Alzheimer's disease is a progressive degenerative disorder of unclear etiology and disease-modifying treatments remain elusive. However, there are abnormalities in substrate delivery to the brain, altered capillary reactivity, neurovascular coupling, and hemodynamic responsiveness to metabolic stress, such as low glucose or spreading depression, in both the disease and animal models (CVN-AD). Our hypothesis is that transcranial alternating current electrical stimulation (tACS) can improve metabolic insufficiency in a dose dependent and dynamic manner in the CVN-AD animal model of Alzheimer's disease, modulating disease progression and degeneration. We will apply tACS through skull mounted electrodes first on a scheduled approach, comparing 10 and 40 Hz stimulation to enhance cerebral blood flow and improve substrate delivery to the brain, assisted by Dr.'s Peterchev and Schmidt. Further, we will test behavioral outcomes to assess the effects of chronic, scheduled tACS and sham tACS over 4 weeks, starting at the critical points of degeneration at 12 and 24 weeks of age in the CVN-AD model, assessing outcome with probe trial errors on a Barnes maze, cerebral blood flow, measures of neurodegeneration. As a second goal we will develop dynamic, metabolic need-based tACS, using closed loop approaches. Surrogate physiological markers will include electrical recordings, glucose recordings, and EEG signals of activity to augment blood flow in a dynamic manner to improve immediate metabolic substrate supply and reduce degeneration. These experiments will establish the feasibility and parameters to translate into initial human studies using either semi-permanent skull mounted or temporary skin electrodes. Since current density and intracranial penetration of tACS is limited in humans various translational strategies will be devised to include dynamic biomarkers and appropriate stimulation levels through subcutaneous electrodes.
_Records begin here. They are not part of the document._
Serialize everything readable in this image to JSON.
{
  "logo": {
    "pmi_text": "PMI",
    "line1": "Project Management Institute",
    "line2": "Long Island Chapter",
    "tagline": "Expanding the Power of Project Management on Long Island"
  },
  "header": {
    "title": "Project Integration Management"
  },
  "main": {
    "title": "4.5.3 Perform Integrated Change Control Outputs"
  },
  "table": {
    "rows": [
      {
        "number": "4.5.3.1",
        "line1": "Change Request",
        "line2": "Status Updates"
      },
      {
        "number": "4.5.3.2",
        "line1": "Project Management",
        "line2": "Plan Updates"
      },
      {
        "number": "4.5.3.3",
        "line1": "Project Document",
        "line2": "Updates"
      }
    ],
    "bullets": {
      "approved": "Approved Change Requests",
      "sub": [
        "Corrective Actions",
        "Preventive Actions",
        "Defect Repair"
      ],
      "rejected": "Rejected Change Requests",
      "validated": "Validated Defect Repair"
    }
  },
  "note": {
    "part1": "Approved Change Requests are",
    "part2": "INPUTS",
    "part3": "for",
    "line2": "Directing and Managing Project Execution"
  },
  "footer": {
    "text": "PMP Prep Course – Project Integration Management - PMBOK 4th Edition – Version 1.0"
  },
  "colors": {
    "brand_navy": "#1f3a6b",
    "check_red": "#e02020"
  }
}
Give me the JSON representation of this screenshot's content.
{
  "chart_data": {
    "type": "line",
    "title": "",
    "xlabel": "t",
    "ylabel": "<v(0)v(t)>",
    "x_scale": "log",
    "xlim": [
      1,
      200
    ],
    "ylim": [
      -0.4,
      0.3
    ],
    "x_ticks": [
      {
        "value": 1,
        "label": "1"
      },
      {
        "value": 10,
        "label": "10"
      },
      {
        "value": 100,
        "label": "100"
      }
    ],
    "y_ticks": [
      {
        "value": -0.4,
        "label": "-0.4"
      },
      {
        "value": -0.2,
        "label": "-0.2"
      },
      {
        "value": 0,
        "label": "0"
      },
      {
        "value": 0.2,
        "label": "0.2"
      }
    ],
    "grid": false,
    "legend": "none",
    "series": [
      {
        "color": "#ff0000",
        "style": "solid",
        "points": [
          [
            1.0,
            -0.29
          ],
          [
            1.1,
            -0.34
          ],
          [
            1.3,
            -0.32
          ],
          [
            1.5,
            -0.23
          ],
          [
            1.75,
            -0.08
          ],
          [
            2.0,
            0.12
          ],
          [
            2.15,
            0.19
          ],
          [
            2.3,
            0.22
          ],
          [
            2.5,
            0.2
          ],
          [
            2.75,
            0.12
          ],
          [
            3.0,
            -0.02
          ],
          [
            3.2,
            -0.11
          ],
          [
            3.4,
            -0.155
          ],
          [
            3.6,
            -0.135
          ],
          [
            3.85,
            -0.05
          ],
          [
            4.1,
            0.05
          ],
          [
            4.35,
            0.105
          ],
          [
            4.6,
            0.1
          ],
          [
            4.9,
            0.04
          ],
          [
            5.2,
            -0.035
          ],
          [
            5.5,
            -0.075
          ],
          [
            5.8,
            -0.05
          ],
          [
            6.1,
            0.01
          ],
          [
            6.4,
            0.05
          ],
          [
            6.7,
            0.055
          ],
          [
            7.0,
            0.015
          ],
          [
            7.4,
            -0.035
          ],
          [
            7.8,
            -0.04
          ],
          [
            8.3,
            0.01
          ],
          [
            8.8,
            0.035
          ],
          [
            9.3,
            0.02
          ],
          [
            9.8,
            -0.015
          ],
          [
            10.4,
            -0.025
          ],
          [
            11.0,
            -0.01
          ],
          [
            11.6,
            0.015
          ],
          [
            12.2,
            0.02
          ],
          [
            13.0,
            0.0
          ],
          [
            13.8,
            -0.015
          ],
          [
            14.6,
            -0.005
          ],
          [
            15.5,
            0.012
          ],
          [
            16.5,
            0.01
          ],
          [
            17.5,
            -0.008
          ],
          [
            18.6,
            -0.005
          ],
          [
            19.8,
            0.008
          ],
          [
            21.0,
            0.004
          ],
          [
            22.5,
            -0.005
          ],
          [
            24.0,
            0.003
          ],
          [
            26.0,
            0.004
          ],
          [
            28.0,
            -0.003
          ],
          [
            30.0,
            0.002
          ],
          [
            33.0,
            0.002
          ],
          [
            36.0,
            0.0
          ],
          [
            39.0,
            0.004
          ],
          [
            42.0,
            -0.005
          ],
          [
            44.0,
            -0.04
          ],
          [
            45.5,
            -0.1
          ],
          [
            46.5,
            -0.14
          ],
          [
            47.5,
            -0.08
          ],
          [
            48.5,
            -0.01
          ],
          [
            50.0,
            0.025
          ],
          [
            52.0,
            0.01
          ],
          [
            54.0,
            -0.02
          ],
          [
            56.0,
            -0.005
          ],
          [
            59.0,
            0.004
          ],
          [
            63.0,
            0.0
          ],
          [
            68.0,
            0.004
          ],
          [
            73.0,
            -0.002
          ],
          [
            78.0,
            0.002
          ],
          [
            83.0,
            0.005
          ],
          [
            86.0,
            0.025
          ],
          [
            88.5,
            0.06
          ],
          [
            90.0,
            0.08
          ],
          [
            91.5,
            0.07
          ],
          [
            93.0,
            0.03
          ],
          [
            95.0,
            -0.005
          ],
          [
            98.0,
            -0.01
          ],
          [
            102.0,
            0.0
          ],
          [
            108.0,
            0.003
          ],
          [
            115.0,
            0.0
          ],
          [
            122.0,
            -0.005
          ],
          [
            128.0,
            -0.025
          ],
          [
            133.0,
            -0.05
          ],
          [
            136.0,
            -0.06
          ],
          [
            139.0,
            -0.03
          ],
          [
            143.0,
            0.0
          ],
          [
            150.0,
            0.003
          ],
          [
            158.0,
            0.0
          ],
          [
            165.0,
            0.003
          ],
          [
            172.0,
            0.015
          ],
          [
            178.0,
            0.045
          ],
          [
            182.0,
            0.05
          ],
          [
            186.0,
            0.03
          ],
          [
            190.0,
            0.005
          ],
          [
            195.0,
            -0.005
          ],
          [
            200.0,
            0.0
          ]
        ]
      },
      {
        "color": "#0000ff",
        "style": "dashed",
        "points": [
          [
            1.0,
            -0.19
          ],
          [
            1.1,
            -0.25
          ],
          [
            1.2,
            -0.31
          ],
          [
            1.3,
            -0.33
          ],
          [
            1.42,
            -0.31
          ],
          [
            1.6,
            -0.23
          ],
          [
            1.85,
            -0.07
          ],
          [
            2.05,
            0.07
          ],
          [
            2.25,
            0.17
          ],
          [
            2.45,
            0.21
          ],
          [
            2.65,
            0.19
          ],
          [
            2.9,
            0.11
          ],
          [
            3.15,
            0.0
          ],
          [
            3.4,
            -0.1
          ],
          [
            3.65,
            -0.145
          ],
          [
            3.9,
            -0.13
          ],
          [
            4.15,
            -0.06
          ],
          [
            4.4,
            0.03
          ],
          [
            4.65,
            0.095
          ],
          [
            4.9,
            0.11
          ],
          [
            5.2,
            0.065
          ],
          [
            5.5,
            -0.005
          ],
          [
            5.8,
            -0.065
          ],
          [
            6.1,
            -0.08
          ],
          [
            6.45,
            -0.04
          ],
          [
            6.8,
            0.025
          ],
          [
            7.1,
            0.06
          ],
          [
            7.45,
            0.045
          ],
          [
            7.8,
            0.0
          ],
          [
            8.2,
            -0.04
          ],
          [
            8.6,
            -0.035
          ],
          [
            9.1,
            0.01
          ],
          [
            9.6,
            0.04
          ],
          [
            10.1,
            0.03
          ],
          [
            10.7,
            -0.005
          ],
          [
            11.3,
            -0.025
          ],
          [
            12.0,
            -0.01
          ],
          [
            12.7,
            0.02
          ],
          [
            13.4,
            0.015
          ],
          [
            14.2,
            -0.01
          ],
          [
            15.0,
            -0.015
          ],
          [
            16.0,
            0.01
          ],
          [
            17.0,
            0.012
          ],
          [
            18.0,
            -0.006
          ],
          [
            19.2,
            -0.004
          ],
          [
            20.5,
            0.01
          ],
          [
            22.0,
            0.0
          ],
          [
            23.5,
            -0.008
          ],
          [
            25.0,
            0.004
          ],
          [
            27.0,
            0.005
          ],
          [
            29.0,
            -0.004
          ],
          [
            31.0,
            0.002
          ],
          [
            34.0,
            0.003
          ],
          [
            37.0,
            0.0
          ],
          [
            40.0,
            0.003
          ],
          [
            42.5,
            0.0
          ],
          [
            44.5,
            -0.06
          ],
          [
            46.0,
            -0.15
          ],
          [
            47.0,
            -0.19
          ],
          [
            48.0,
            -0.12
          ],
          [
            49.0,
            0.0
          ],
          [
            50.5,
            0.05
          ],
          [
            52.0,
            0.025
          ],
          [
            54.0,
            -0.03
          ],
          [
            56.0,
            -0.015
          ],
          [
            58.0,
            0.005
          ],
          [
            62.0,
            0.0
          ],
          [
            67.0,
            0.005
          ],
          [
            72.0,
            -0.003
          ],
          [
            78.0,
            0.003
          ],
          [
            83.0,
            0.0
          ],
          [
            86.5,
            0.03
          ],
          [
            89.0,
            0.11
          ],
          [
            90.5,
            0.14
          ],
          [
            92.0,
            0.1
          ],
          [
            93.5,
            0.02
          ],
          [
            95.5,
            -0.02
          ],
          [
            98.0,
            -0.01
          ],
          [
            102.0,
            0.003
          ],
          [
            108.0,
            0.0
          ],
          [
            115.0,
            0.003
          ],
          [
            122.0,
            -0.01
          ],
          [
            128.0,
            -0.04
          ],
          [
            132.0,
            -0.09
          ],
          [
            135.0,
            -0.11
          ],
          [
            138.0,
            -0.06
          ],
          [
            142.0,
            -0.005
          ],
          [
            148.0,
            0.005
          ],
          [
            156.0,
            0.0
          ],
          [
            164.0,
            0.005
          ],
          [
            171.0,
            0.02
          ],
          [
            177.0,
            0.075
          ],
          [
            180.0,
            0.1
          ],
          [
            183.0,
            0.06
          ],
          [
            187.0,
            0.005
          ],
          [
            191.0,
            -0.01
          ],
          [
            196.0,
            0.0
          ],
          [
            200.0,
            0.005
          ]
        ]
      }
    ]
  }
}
阿尔茨海默病是一种病因不明的进行性退行性疾病， 治疗仍然难以捉摸。然而，在向大脑的底物递送中存在异常，改变了毛细血管 反应性、神经血管耦合和对代谢应激（如低血糖）的血流动力学反应性 或扩散性抑郁症，在疾病和动物模型（CVN-AD）中。我们的假设是 经颅交流电刺激（tACS）可以改善代谢功能不全， 在阿尔茨海默病的CVN-AD动物模型中，以剂量依赖性和动态方式调节 疾病进展和退化。 我们将首先在预定的方法中通过颅骨安装电极应用tACS，比较10和40 Hz 刺激，以提高脑血流量和改善底物输送到大脑，协助博士。的 彼得切夫和施密特。此外，我们将测试行为结果，以评估慢性，计划性的 tACS和假tACS超过4周，从12周龄和24周龄的变性临界点开始， CVN-AD模型，在巴恩斯迷宫上用探针试验误差评估结果，脑血流量， 神经退行性变的指标作为第二个目标，我们将开发动态的、基于代谢需求的tACS， 使用闭环方法。替代生理标志物将包括电记录、葡萄糖 记录和活动的EEG信号，以动态的方式增加血流，以改善即时的 代谢底物供应和减少变性。 这些实验将建立可行性和参数，以转化为初步的人体研究 使用半永久性颅骨安装或临时皮肤电极。由于电流密度和 tACS的颅内渗透在人类中是有限的，将设计各种翻译策略， 包括动态生物标记和通过皮下电极的适当刺激水平。